BP a annoncé l’acquisition d’une participation majoritaire de 60 % dans trois blocs d’exploration offshore en Namibie, une opération qui positionne le groupe comme opérateur principal dans l’un des corridors d’eaux profondes les plus surveillés du continent africain. La transaction, conclue avec la société canadienne Eco Atlantic Oil & Gas, porte sur les permis d’exploration PEL97, PEL99 et PEL100, tous situés dans le bassin de Walvis, au large des côtes namibiennes.
La compagnie pétrolière britannique qualifie elle-même cette initiative de « soutien fort aux bassins pionniers africains », soulignant le rôle croissant du continent dans l’approvisionnement énergétique mondial à un moment où les majors internationales réorientent leurs portefeuilles en amont vers des opportunités à fort impact de réserves.
Un bassin en marge des grandes découvertes, mais en rapide valorisation
Le bassin de Walvis, où BP s’installe désormais comme opérateur, reste géologiquement moins exploré que le bassin de l’Orange, plus au sud, là où Shell, TotalEnergies et Galp ont réalisé une série de découvertes offshore majeures ces dernières années. Ces succès ont profondément reconfiguré la perception internationale de la Namibie, transformant en quelques saisons d’exploration un pays quasi inconnu du secteur pétrolier en une province potentielle de plusieurs milliards de barils.
Si le bassin de Walvis n’a pas encore livré de découverte commerciale comparable, les géologues y voient de plus en plus une extension naturelle du même système pétrolier sous-marin, avec des caractéristiques de réservoirs susceptibles d’être analogues. C’est précisément ce potentiel encore non confirmé, mais géologiquement argumenté, que BP entend évaluer en prenant la main sur ces trois blocs.
« Il faut rendre hommage à BP pour avoir su reconnaître l’ampleur des opportunités en Namibie, ainsi qu’à Gil Holzman et Eco Atlantic pour avoir mené les premiers efforts d’exploration qui ont contribué à placer ces blocs sur la carte mondiale. » – NJ Ayuk, président exécutif, African Energy Chamber (AEC)
L’Afrique, de risque pionnier à opportunité compétitive mondiale
Pour NJ Ayuk, président exécutif de l’African Energy Chamber, cette transaction illustre un changement de paradigme dans l’approche des investisseurs internationaux vis-à-vis du continent. « C’est ainsi que devrait se présenter le développement énergétique africain : des majors internationales et des entreprises axées sur l’Afrique travaillant ensemble pour créer de la valeur, développer les connaissances et accélérer le développement », a-t-il déclaré.
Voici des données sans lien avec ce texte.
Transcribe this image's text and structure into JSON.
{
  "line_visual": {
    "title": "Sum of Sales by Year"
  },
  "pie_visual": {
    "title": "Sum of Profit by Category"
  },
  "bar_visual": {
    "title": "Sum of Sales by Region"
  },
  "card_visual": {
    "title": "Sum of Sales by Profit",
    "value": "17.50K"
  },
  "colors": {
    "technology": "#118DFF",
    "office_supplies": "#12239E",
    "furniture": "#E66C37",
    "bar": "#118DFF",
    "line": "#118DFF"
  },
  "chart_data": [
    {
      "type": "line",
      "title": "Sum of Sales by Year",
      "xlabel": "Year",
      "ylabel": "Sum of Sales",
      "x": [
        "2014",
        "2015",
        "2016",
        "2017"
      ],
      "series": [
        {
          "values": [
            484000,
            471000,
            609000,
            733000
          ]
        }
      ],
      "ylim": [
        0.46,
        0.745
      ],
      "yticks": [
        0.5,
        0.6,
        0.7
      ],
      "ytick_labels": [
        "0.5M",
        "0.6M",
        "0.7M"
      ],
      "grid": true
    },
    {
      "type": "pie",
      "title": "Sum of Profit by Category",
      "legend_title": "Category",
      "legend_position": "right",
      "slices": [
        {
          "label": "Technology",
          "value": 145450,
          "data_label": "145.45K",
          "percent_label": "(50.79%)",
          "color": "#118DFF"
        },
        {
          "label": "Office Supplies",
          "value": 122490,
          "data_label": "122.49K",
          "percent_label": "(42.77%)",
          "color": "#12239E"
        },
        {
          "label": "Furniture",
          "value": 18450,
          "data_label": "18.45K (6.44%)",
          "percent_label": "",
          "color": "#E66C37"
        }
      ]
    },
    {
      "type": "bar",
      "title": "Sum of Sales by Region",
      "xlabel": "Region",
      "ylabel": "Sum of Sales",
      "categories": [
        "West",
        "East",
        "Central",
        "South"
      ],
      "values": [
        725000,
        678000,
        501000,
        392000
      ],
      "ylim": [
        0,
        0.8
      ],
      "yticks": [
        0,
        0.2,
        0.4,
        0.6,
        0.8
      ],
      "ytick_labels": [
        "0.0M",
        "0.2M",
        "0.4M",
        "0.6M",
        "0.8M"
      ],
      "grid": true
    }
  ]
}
Cette lecture est confirmée par la dynamique récente du secteur. En l’espace de moins d’une décennie, la Namibie est passée du statut de terra incognita pétrolière à celui de destination d’exploration prioritaire pour les grandes compagnies mondiales. L’entrée de BP dans le bassin de Walvis s’inscrit dans ce mouvement de fonds, qui voit les compagnies internationales réévaluer le rapport risque-rendement sur des zones longtemps considérées comme trop spéculatives.
Des premiers barils attendus avant la fin de la décennie
La Namibie est désormais considérée comme l’un des pays susceptibles d’entrer en production pétrolière offshore avant 2030, sous réserve que l’exploration continue d’apporter des résultats probants et que les infrastructures nécessaires soient mises en place dans les délais. Les découvertes du bassin de l’Orange, adjacentes aux blocs de BP, sont les plus avancées dans ce processus, mais le calendrier reste soumis aux aléas techniques et économiques propres à tout développement en eaux profondes.
Pour BP, cet investissement représente un pari sur le long terme : la compagnie, qui traversé des années de réorientation stratégique entre ambitions de transition énergétique et retour aux fondamentaux de l’exploration, réaffirme ici son appétit pour les actifs en amont à fort potentiel de réserves. L’Afrique subsaharienne, et la Namibie en particulier, s’imposent ainsi comme l’un des terrains de jeu privilégiés de cette nouvelle phase.